Certo! dicono tutti, quell’uomo è ubriaco. E tutto muore lì. Poi, però, accade che gli avventori di quella sera raccontano in decine di altre osterie la stessa storia. Finché un giorno, un gruppo armato di forconi si presenta a casa di una famiglia ebrea, quella che si comportava in modo più strano di tutte le altre e decide di farla finita. Il resto è storia.
I soliti relativisti del bar seduti al tavolo dei negazionisti diranno:
“Vabbè, che c’entra Hitler con un ubriaco? E poi era scomparso un bambino, forse avevano ragione ad incazzarsi, avrei fatto lo stesso anch’io! Io per mio figlio questo ed altro! Ecc..”
Intanto una parabola è solo una storia che vuole raccontare qualcos’altro, come le favole dei bambini. E poi ricordiamoci che nella realtà, gli atti più barbari hanno sempre avuto origine da un nucleo primordiale che si chiama delazione, come accade nella nostra parabola.

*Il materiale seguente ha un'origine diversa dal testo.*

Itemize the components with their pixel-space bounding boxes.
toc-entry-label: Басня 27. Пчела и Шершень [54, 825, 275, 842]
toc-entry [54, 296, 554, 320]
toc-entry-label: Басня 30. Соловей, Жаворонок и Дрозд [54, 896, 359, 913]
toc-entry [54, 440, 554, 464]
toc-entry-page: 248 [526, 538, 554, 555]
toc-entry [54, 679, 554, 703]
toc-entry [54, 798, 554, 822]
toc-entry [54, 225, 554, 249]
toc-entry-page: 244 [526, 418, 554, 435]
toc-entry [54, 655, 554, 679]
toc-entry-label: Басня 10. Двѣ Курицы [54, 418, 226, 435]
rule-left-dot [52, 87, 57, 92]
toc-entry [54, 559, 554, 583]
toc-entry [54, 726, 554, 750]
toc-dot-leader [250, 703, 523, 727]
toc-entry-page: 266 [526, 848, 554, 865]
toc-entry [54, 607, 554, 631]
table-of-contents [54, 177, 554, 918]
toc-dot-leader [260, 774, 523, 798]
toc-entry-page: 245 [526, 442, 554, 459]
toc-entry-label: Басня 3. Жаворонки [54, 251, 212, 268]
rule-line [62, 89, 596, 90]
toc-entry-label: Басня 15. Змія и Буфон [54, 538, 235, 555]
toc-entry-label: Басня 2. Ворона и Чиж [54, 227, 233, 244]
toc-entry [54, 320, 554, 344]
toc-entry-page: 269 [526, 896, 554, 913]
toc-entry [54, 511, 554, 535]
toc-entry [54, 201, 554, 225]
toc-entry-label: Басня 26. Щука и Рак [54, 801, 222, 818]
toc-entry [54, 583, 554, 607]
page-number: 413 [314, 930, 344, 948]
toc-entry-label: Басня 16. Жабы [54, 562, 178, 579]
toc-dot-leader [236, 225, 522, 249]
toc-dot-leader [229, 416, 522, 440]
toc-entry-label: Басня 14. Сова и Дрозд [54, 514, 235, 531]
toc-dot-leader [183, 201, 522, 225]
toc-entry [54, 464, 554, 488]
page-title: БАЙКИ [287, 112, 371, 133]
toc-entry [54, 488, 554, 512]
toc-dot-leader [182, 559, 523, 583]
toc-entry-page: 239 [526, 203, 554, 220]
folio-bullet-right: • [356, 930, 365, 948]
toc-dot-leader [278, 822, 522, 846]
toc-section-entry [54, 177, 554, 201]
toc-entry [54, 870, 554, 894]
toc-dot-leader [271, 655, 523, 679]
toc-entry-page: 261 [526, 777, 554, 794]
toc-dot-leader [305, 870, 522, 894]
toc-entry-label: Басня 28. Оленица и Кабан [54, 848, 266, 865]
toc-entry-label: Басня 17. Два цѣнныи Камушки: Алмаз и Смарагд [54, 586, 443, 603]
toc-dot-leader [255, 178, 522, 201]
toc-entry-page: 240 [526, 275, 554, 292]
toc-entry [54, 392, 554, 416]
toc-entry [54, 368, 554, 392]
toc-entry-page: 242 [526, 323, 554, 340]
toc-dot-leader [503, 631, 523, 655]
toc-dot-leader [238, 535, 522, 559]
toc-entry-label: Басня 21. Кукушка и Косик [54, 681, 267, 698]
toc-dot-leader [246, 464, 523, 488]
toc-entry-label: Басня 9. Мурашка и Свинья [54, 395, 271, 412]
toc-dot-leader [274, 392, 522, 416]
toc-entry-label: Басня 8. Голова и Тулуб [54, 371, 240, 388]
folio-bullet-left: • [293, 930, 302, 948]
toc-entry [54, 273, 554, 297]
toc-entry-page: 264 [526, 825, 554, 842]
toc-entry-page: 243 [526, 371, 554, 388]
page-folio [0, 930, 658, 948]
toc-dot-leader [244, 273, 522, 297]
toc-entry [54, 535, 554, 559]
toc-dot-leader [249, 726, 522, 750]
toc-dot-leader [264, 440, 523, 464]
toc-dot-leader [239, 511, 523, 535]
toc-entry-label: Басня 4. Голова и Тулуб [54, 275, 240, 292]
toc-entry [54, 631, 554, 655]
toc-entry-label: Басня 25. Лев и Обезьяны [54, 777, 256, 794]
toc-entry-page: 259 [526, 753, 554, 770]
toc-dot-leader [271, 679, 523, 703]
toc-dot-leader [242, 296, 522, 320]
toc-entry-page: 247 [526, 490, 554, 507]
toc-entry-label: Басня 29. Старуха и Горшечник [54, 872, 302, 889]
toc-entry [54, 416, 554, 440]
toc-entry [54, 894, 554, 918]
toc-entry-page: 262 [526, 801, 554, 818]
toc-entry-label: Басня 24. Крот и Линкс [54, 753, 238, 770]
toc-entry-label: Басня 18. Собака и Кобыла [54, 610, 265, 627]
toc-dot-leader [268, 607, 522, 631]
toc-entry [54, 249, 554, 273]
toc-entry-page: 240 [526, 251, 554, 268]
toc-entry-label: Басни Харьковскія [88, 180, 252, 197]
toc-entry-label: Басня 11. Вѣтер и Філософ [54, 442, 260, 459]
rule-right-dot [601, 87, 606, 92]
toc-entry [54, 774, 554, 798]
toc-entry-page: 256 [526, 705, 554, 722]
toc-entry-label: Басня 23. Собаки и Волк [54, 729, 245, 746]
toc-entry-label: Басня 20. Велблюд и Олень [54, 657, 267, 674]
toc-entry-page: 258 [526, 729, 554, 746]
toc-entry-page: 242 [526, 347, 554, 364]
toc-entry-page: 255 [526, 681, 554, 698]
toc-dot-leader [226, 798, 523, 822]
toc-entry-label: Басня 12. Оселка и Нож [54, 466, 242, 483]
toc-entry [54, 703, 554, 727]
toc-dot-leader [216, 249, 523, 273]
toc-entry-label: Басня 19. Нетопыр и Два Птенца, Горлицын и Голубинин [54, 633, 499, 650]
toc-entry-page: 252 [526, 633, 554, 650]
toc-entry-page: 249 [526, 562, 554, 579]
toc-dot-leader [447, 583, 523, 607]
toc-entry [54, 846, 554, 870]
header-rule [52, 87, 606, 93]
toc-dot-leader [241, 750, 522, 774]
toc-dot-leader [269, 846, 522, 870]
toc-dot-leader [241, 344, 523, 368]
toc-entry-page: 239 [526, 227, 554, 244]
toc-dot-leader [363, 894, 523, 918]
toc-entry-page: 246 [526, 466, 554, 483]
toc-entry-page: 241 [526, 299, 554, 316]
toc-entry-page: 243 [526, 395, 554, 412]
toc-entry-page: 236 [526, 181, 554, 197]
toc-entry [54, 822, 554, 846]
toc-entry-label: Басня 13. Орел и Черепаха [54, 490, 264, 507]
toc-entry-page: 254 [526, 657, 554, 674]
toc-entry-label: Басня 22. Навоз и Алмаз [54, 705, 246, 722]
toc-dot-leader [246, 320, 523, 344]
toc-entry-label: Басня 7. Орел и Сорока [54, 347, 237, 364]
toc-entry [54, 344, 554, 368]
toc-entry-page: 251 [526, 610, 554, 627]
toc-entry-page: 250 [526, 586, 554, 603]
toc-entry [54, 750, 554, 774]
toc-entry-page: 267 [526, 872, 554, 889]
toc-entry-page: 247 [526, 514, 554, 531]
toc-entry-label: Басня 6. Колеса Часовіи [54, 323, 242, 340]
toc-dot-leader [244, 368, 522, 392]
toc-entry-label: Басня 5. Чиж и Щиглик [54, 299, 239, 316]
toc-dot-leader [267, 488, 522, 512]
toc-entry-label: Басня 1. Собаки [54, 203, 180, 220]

Ma non finisce qui. C’era la ciliegina sulla torta. L’esperto di diritto che fa la distinzione tra l’opinione e il reato e porta l’esempio, offensivo della nostra intelligenza, che tutto dipende dal contesto. E lo fa prendendo due estremi tra loro inconciliabili. Dice(sentite un po): “E’ chiaro che se dico ad un amico a casa mia, ridendo (haahaha!), ti butto nel forno! è diverso che minacciare di farlo ad un Ebreo in Pubblico”. Ma che c… (Beep) significa? E’ come dire: Se dico che le parole sono pietre, finché non uso la pietra che problema c’è?
comunque, leggetevi questo libro, per aver chiaro quanto sia grave fare satira su una categoria che ha subito il più grande genocidio del 20esimo secolo!

Per concludere su Fedez e sulle cose che ha detto al concertone. Anche lui ha detto cose molto forti in passato e questo è grave, visto il seguito e l’influenza che produce sulla sua generazione. Si dice però pentito e riconosce di aver sbagliato. Sarà vero? Viene accusato, a dispetto del pentimento, di mantenere, per interessi economici, i video e le canzoni incriminati su internet. Io non l’ho verificato ma se fosse vero, inviterei Fedez a toglierli con buona pace di tutti.
Comunque Fedez ha il merito di aver mantenuto viva l’attenzione sul fenomeno. E sulla presunta censura della Rai ai suoi danni, mi fido più di Fedez che di una Rai asservita agli interessi di partito.
Poi l’affermazione surreale del giornalista Sallusti, in merito sempre alla vicenda Fedez, questa volta dalla Gruber. Sul fatto, secondo lui, che siano sempre gli artisti e intellettuali di sinistra a poter dire la loro perché hanno il monopolio della verità. Ha risposto l’acuto Scanzi con una memorabile bordata dialettica (ho goduto così tanto che sono riuscito persino a perdonargli il presunto salto di fila vaccinale):
“Sallusti! non è che sono sempre gli artisti di sinistra a farlo, è che non esistono quelli di destra! Sono 4 secoli che la destra non produce un intellettuale o un artista, su via!”
Certo era un iperbole. Certo qualche intellettuale di destra c’è stato, ad esempio Heidegger o D’Annunzio. Ma sono così pochi, che basterebbero a riempire un ristorante in pieno lock down senza infrangere le regole del distanziamento! Questa è la verità.
Vi assicuro, ci sarebbe voluta una roboante ovazione, mi sarei accontentato anche di una di quelle registrate negli sketch americani. Scanzi, Chapeau!